Created attachment 279741 [details]
dmesg after boot, 4.19.4, no touchscreen
The Elan touchscreen on HP laptops with an AMD processor just got fixed and worked properly for a while in 4.19.3. However after installing a new kernel version, 4.19.4, the touchscreen stopped working and new errors appeared.
I once got this in 4.19.3 as well, but after a few shutdowns and the last shutdown holding the power button, this was resolved. I did have issues login in as well (Don't)
I'm on a HP ENVY x360 Convertible 15-bq0xx/8311, BIOS F.08 with only Fedora 28.
The APCI-config was fixed in https://bugzilla.kernel.org/show_bug.cgi?id=198715 .
Created attachment 279743 [details]
dmesg after boot, 4.19.3, working touchscreen
Just checked. The kernel version doesn't matter, a decent about of reboots does the trick to get the touchscreen working even on 4.19.4.
[ 16.587361] irq 7: nobody cared (try booting with the "irqpoll" option)

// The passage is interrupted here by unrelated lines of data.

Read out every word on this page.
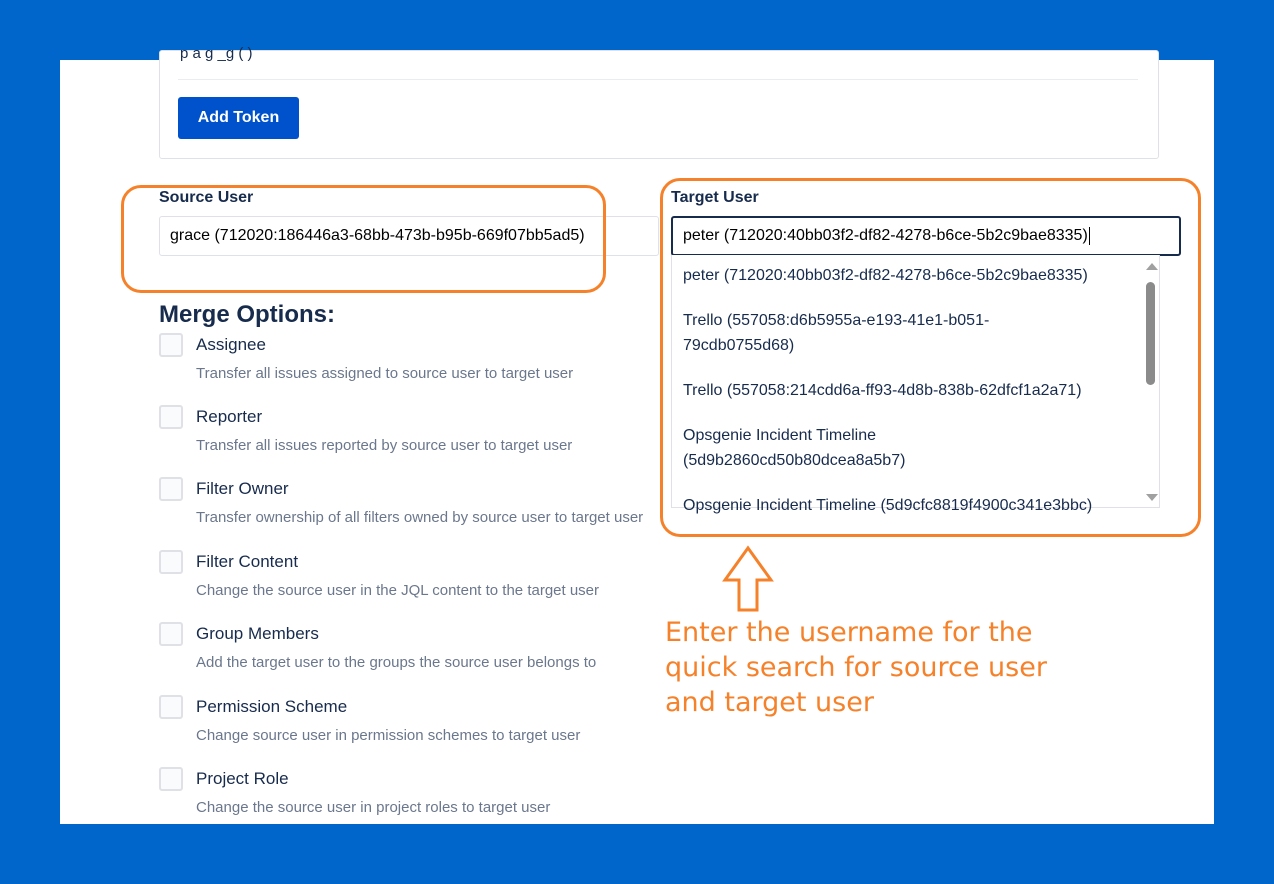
p a g _g ( )
Add Token
Source User
grace (712020:186446a3-68bb-473b-b95b-669f07bb5ad5)
Target User
peter (712020:40bb03f2-df82-4278-b6ce-5b2c9bae8335)
peter (712020:40bb03f2-df82-4278-b6ce-5b2c9bae8335)
Trello (557058:d6b5955a-e193-41e1-b051-79cdb0755d68)
Trello (557058:214cdd6a-ff93-4d8b-838b-62dfcf1a2a71)
Opsgenie Incident Timeline (5d9b2860cd50b80dcea8a5b7)
Opsgenie Incident Timeline (5d9cfc8819f4900c341e3bbc)
Merge Options:
Assignee
Transfer all issues assigned to source user to target user
Reporter
Transfer all issues reported by source user to target user
Filter Owner
Transfer ownership of all filters owned by source user to target user
Filter Content
Change the source user in the JQL content to the target user
Group Members
Add the target user to the groups the source user belongs to
Permission Scheme
Change source user in permission schemes to target user
Project Role
Change the source user in project roles to target user
Enter the username for the quick search for source user and target user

[ 16.587366] CPU: 0 PID: 0 Comm: swapper/0 Tainted: G C 4.19.4-200.fc28.x86_64 #1
[ 16.587367] Hardware name: HP HP ENVY x360 Convertible 15-bq0xx/8311, BIOS F.08 03/30/2018
[ 16.587368] Call Trace:
[ 16.587372] <IRQ>
[ 16.587381] dump_stack+0x5c/0x80
[ 16.587385] __report_bad_irq+0x37/0xae
[ 16.587388] note_interrupt.cold.9+0xa/0x69
[ 16.587390] handle_irq_event_percpu+0x6a/0x80
[ 16.587392] handle_irq_event+0x27/0x44
[ 16.587394] handle_fasteoi_irq+0x7f/0x120
[ 16.587398] handle_irq+0xbf/0x100
[ 16.587400] do_IRQ+0x49/0xd0
[ 16.587403] common_interrupt+0xf/0xf
[ 16.587405] </IRQ>
[ 16.587409] RIP: 0010:native_safe_halt+0x2/0x10
[ 16.587411] Code: ff ff 7f c3 65 48 8b 04 25 00 5c 01 00 f0 80 48 02 20 48 8b 00 a8 08 75 c4 eb 8c 90 90 90 90 90 90 90 90 90 90 90 90 90 fb f4 <c3> 0f 1f 00 66 2e 0f 1f 84 00 00 00 00 00 f4 c3 90 90 90 90 90 90
[ 16.587412] RSP: 0018:ffffffffbd203e18 EFLAGS: 00000246 ORIG_RAX: ffffffffffffffd8
[ 16.587415] RAX: 0000000080000000 RBX: ffff887df5a01c00 RCX: 0000000000000034
[ 16.587416] RDX: 4ec4ec4ec4ec4ec5 RSI: ffffffffbd2dd200 RDI: ffff887df5a01c64
[ 16.587418] RBP: ffff887df5a01c64 R08: 0000000000000002 R09: 0000000000020800
[ 16.587419] R10: 0000000f66cccf99 R11: ffff887df721fde8 R12: 0000000000000001
[ 16.587420] R13: 0000000000000001 R14: 0000000000000001 R15: 00000000d0c2fae0
[ 16.587424] acpi_safe_halt+0x1b/0x30
[ 16.587427] acpi_idle_enter+0x104/0x2a0
[ 16.587431] cpuidle_enter_state+0x71/0x320
[ 16.587435] do_idle+0x226/0x260
[ 16.587438] cpu_startup_entry+0x6f/0x80
[ 16.587442] start_kernel+0x523/0x543
[ 16.587446] secondary_startup_64+0xa4/0xb0
[ 16.587448] handlers:
[ 16.587453] [<00000000e6019074>] amd_gpio_irq_handler [pinctrl_amd]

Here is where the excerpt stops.